How can mathematicians help to solve questions about biology? By using mathematical methods to tackle highly complex problems such as stopping a disease outbreak, or predicting the effects of global climate change, or reducing the risk that insects will become resistant to GMO crops, says a visionary UC Davis scientist.
Writing in the March 28 issue of the journal Science, UC Davis professor of environmental science and policy Alan Hastings described the new links being forged between mathematicians and biologists. His co-author was aquatic ecologist Margaret Palmer, in the Department of Entomology at the University of Maryland.

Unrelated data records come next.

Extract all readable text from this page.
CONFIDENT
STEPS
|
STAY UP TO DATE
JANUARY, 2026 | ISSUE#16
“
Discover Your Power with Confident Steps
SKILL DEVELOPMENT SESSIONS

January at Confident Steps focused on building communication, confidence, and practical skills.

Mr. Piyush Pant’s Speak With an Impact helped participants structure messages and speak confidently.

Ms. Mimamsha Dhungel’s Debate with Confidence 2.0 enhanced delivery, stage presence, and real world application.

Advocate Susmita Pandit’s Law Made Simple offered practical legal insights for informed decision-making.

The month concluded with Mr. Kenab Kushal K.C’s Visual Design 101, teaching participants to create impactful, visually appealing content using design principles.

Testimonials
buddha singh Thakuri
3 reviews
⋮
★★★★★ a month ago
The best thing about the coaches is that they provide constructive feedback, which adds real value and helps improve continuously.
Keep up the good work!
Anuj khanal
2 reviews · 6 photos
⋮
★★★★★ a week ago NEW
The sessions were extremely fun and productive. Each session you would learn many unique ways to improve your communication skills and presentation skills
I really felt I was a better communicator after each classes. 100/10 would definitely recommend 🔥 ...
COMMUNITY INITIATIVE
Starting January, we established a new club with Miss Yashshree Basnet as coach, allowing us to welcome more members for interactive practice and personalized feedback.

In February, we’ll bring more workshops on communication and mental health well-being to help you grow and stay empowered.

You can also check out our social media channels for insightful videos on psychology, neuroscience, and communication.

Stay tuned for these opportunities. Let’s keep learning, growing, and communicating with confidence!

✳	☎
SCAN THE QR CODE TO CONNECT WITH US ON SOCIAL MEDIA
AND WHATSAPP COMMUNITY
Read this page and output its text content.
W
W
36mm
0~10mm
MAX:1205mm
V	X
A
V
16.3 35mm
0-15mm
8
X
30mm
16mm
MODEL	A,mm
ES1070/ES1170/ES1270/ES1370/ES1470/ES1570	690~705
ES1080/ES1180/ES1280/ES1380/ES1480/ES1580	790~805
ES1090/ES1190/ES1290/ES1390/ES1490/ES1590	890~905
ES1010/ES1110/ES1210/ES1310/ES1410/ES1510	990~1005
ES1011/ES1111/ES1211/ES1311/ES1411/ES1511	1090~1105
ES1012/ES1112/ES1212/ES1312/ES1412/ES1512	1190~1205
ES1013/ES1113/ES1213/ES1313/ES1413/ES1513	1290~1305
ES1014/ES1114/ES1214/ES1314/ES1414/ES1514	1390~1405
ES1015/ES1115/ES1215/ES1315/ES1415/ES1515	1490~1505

Hastings himself is an authority on the modeling of spatially distributed populations. With UC Davis colleagues in the Department of Wildlife, Fish and Conservation Biology, he has developed the theory for the design of marine reserves that could preserve fish biodiversity and yet yield the same fishing harvest as current fishing-control methods.
In their Science paper, Hastings and Palmer pointed to the dramatic success of an early math-biology collaboration: the 2001 foot-and-mouth epidemic in the United Kingdom. "[The mathematical] analyses enabled the design of a control strategy based on local culling of infected and exposed animals that resulted in halting of the epidemic," they wrote.
The next step, the authors say, is to promote the training of a new generation of scientists with expertise in both fields.